Government regulation

Changes in federal and state regulations will likely force MSU to transition to new energy sources.

Currently we have no national energy policy guiding organizations (such policies are under debate) making it a difficult planning environment for an energy transition. The federal government does have energy requirements, but they are applicable only to federal facilities. These requirements cover energy reduction, sustainability goals, renewable fuel production, and increasing energy security. Under the Clean Air Act, MSU is subject to the Clean Air Interstate Rules (CAIR) for ozone season for nitrous oxides (NOx) and the National Ambient Air Quality Standards (NAAQS) for sulfur dioxides (SOx).

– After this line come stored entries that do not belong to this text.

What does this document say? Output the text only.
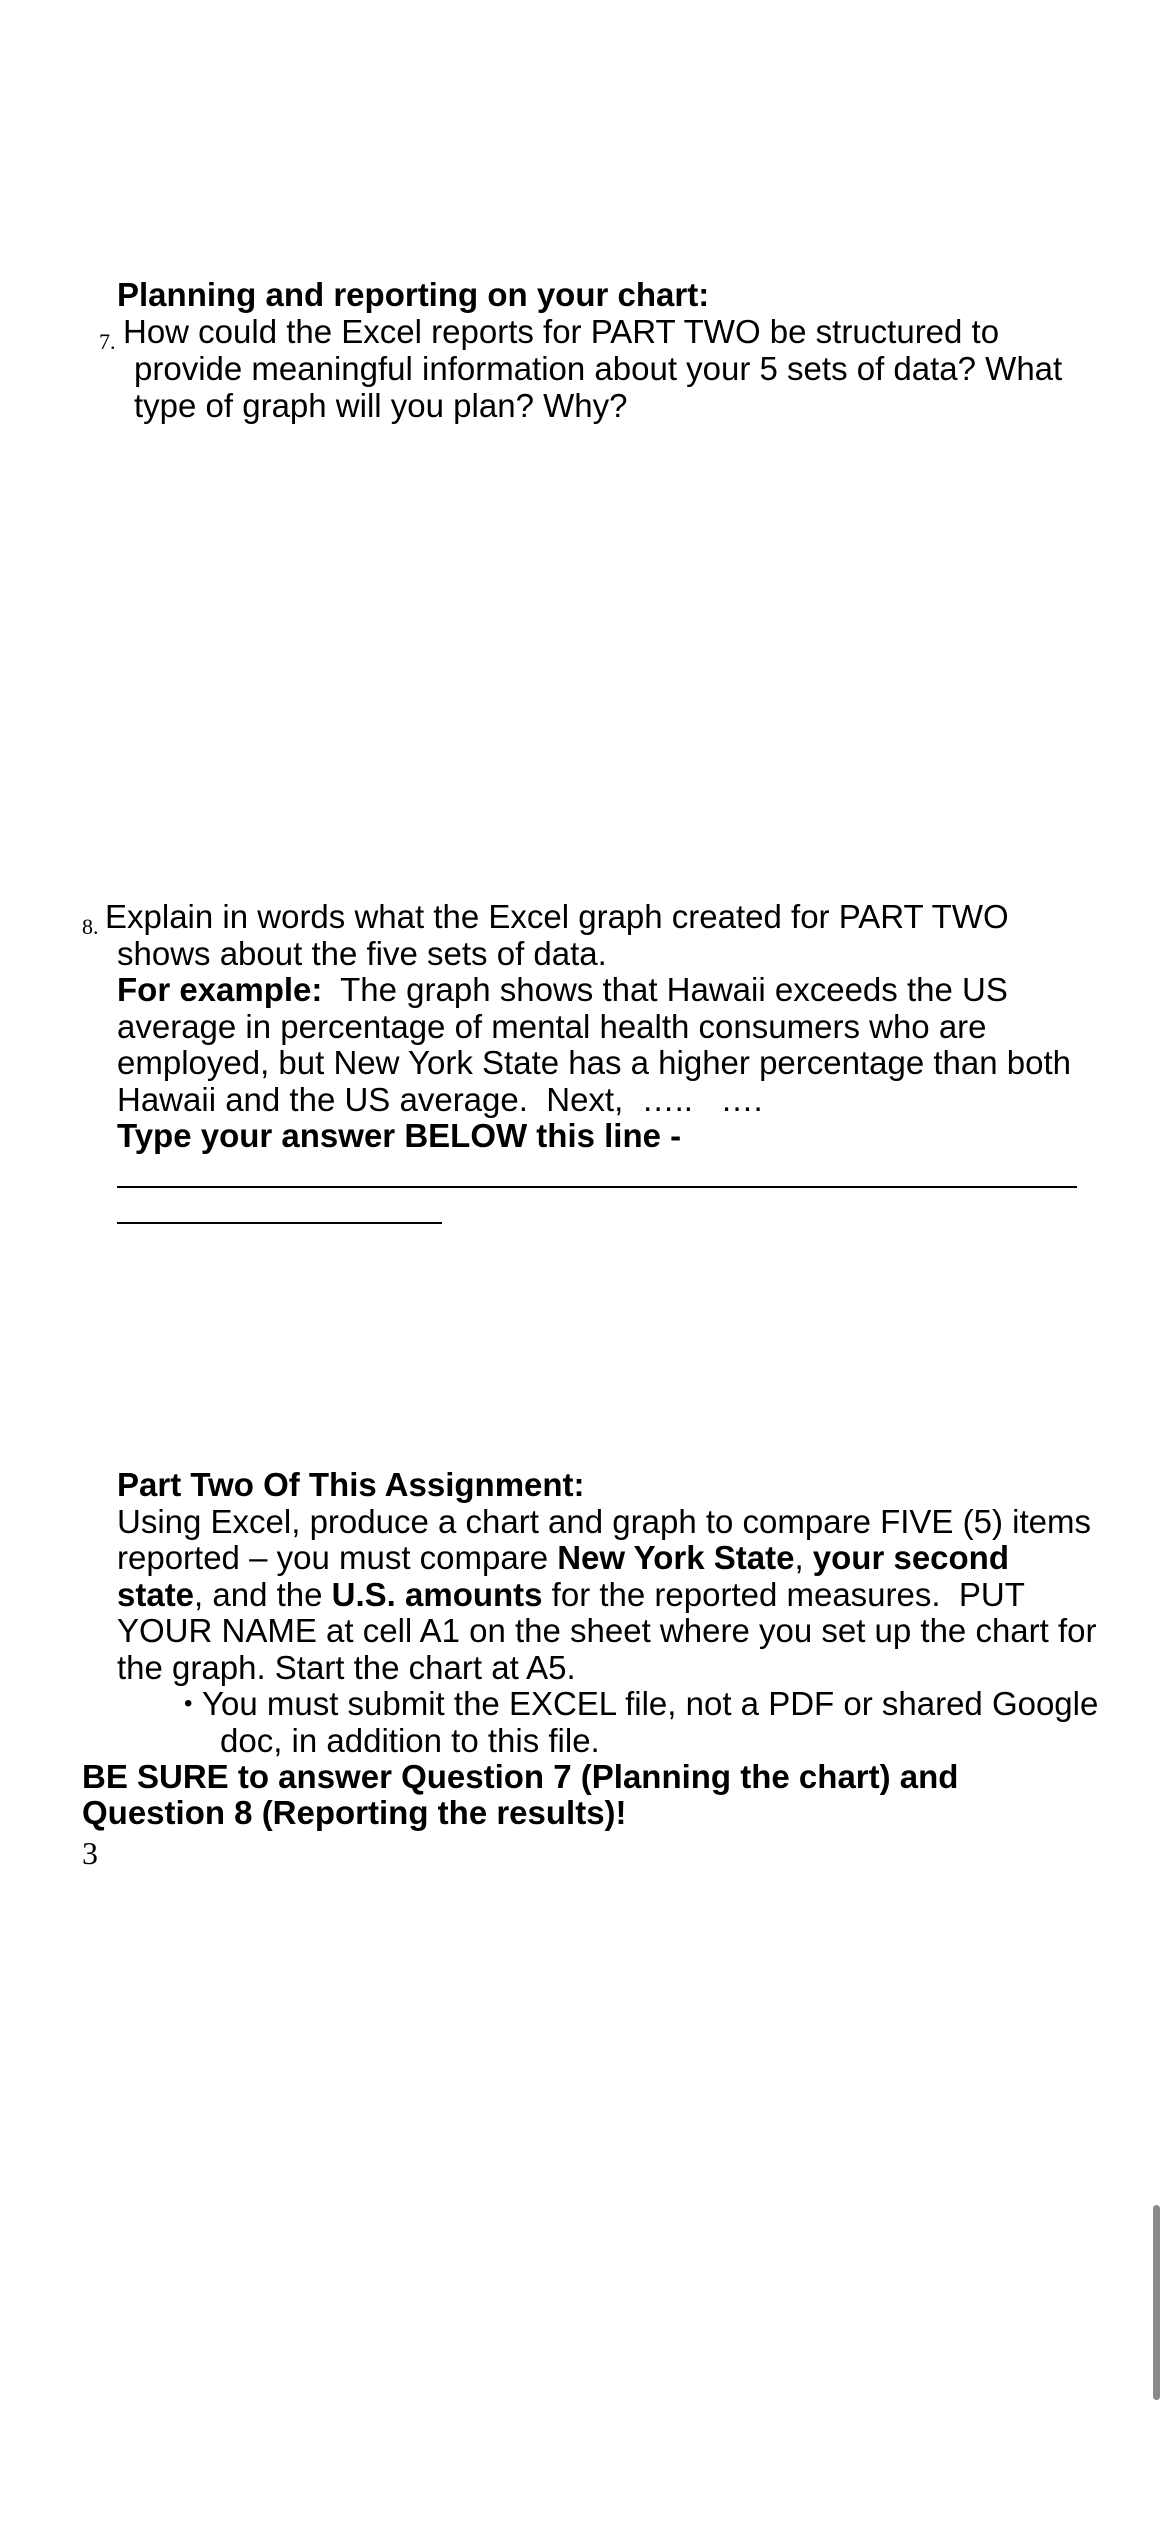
Planning and reporting on your chart:
7. How could the Excel reports for PART TWO be structured to
provide meaningful information about your 5 sets of data? What
type of graph will you plan? Why?
8. Explain in words what the Excel graph created for PART TWO
shows about the five sets of data.
For example:  The graph shows that Hawaii exceeds the US
average in percentage of mental health consumers who are
employed, but New York State has a higher percentage than both
Hawaii and the US average.  Next,  …..   ….
Type your answer BELOW this line -
Part Two Of This Assignment:
Using Excel, produce a chart and graph to compare FIVE (5) items
reported – you must compare New York State, your second
state, and the U.S. amounts for the reported measures.  PUT
YOUR NAME at cell A1 on the sheet where you set up the chart for
the graph. Start the chart at A5.
• You must submit the EXCEL file, not a PDF or shared Google
doc, in addition to this file.
BE SURE to answer Question 7 (Planning the chart) and
Question 8 (Reporting the results)!
3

Power plant boilers are subject to New Source Review (NSR) requirement which reviews any significant modifications to boilers. The Boiler MACT rule also imposes stricter air emissions standards, impacting the campus.

Meanwhile, many states have moved forward with energy regulations, but they vary in terms of how they are defined and performance levels. In Michigan, the Renewable Energy Standard required electric providers to achieve a retail supply portfolio that includes at least 10% renewable energy by 2015.

These regulations along with current debates in the states and in Congress clearly indicate that more energy and air emission regulation is forthcoming. A key part of this will be an effort to reduce manmade contributions to climate change, specifically global warming, through new regulations on greenhouse gas (GHG) emissions from man-made processes.

Fossil fuel electrical power generating stations such as MSU’s are prime targets for regulation. Current legislation in Congress calls for overall reductions of 17-20% by 2020 and over 80% by 2050, through a cap-and-trade program that began in 2012.